Раньше я бывал зверем, теперь со мной всё в порядке | страница 4
Моя мать тоже была невысокого роста, хорошо сложена и властная как львица, но её все любили. Она была луноликая, с огромными глазами, унаследованными ею от своей матери, Клары. Хотя я и выкидывал, будучи ребёнком, всякие штуки, но она никогда меня физически не наказывала, за что я ей очень благодарен. Я уверен, что это ни к чему хорошему никогда не приводит. Только единожды я был выпорот. Это, должно быть, был один из тех периодов в жизни моего отца, когда дела его шли совсем плохо, и он не видел выхода. Я возвратился из школы в своём новом цвета бутылочного стекла пальто и новых башмаках, совершенно измазанный в застывшей грязи. Родители пришли в ужас. Им приходилось много работать, чтобы покупать мне одежду, так как я рос быстро. Я стоял внизу, не решаясь войти в дом, и ревел, предчувствуя, что получу хорошую взбучку. У меня даже не было ни единого шанса объяснить, что по дороге из школы домой, я нечаянно упал в котлован, вырытый для закладки фундамента нового дома. Земля была рыхлая, и я соскользнул вниз. Я запаниковал и закричал. Кто–то услышал мои вопли и вызвал пожарных, которые и вытащили меня оттуда. Вот почему я был почти весь покрыт грязью.
Долгие годы я не мог простить своего отца за то, что он побил меня тогда, но такое в моей жизни было всего раз. У матери был другой метод воздействия на меня, когда я что–то вытворял из ряда вон выходящее, она просто садилась на меня, придавливая всем своим весом, и начинала щекотать, я же в истерике обливался слезами, неспособный сдержать судороги смеха.
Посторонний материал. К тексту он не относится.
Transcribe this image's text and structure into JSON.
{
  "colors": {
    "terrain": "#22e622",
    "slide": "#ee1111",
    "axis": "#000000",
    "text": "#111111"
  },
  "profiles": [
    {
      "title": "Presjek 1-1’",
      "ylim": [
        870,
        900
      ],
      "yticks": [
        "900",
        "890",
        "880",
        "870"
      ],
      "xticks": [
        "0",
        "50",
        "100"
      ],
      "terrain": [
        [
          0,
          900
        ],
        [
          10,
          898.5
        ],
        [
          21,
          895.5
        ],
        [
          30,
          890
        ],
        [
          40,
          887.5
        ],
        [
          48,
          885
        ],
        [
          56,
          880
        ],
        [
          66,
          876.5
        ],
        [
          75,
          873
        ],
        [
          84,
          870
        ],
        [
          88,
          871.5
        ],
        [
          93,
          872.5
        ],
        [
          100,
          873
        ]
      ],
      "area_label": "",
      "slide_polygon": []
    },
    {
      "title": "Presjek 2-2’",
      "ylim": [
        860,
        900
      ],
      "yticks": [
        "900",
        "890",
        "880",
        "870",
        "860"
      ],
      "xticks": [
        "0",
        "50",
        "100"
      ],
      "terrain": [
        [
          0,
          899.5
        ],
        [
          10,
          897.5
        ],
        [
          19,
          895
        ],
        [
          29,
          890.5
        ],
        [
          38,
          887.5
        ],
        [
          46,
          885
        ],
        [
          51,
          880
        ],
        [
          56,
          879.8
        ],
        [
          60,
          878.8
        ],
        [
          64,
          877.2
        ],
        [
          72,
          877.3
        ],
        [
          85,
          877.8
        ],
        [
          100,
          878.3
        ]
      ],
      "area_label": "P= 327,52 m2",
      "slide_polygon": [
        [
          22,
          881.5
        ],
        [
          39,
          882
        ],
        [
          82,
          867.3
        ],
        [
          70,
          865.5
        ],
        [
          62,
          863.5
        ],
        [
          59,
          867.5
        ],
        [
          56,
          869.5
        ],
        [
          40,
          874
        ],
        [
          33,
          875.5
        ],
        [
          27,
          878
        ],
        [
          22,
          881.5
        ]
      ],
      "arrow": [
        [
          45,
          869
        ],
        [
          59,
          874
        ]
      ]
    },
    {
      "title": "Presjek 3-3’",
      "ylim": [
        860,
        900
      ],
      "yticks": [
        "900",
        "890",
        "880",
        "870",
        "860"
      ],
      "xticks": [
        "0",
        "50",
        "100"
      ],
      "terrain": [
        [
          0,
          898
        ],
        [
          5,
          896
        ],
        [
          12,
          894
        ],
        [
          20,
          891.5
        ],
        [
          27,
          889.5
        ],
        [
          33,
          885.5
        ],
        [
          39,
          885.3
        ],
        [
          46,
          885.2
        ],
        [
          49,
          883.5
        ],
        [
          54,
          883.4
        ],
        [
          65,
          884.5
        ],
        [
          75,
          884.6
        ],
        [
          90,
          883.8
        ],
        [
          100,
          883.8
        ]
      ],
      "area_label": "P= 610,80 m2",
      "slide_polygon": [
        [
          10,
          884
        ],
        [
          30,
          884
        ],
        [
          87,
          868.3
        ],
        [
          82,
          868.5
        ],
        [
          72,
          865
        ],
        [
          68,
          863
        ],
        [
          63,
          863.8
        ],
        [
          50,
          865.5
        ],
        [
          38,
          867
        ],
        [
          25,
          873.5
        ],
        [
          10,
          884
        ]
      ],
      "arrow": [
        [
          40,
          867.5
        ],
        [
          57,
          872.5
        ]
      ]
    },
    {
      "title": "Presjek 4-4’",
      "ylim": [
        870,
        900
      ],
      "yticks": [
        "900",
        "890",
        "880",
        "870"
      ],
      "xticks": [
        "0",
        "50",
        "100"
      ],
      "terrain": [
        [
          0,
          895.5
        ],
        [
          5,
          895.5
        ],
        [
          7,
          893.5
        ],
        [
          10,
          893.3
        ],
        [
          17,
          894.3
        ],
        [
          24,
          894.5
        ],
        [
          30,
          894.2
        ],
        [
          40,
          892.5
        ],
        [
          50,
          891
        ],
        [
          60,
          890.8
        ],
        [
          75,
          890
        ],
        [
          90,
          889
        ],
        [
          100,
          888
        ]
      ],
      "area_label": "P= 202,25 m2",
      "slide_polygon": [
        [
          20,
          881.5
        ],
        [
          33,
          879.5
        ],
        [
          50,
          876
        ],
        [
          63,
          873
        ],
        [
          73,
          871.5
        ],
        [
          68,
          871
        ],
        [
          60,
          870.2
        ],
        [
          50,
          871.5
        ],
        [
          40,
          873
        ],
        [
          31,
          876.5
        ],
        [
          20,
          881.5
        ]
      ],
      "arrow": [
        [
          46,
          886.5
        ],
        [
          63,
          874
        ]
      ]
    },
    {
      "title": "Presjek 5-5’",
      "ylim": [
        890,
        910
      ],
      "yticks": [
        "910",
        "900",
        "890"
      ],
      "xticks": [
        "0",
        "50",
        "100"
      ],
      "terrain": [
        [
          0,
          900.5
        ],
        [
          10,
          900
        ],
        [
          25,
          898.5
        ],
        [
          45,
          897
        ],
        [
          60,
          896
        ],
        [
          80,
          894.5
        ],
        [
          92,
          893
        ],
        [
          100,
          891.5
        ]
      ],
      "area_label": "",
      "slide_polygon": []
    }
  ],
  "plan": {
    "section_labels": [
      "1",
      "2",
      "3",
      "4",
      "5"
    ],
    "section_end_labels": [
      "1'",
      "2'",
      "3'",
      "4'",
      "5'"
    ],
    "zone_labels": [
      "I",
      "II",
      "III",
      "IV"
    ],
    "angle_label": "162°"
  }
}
Клара, моя бабка по матери, была настоящей шотландской дамой. Тверда, как старый корабельный гвоздь и во всём следовала укладу своей рода. Она заправляла всеми в доме. Но на Новый Год она вставала посреди комнаты и пела старые шотландские народные песни, кельтские и ирландские баллады. Пела так проникновенно, что у нас у всех наворачивались на глаза слёзы. Мой дед, её муж Джек, был ростом свыше шести футов. Всегда безукоризненно одетый, он с четырнадцати лет работал на шахте и потерял слух ещё в Первую Мировую. Он был чемпионом по бильярду Северо—Востока Англии. Курил и ругался как сапожник, но я очень его любил. Мне всегда нравилось, когда он брал меня с собой на одну из его работ. Одна — на верхотурах Ньюкаслского Имперского театра, другая за кулисами Ньюкасл—Юнайтед, футбольного клуба.
Около того времени как я родился у тех была небольшая гостиница прямо через улицу напротив Ньюкаслского футбольного стадиона. Посетителями была разношёрстная публика, как среди футболистов, так и среди актёров и театральной публики, приезжающей на спектакли, проходящие в Имперском и Королевском театрах. По субботам эти две фракции встречались, с пинтами в руках, забирались на крышу бабушкиного дома и смотрели, как Ньюкасл—Юнайтед плющит какую–нибудь другую команду. Это был мир голубятен, бильярдных чемпионов и чёрных букмекеров. Многие вечера я проводил со своим дедом на самой верхотуре, высоко над сценой в Имперском театре. С любопытством глядел я на актёров через канаты, занавесы и драпировки, представляя себя Фантомом из одного из первых художественных фильмов, которые мне удалось посмотреть.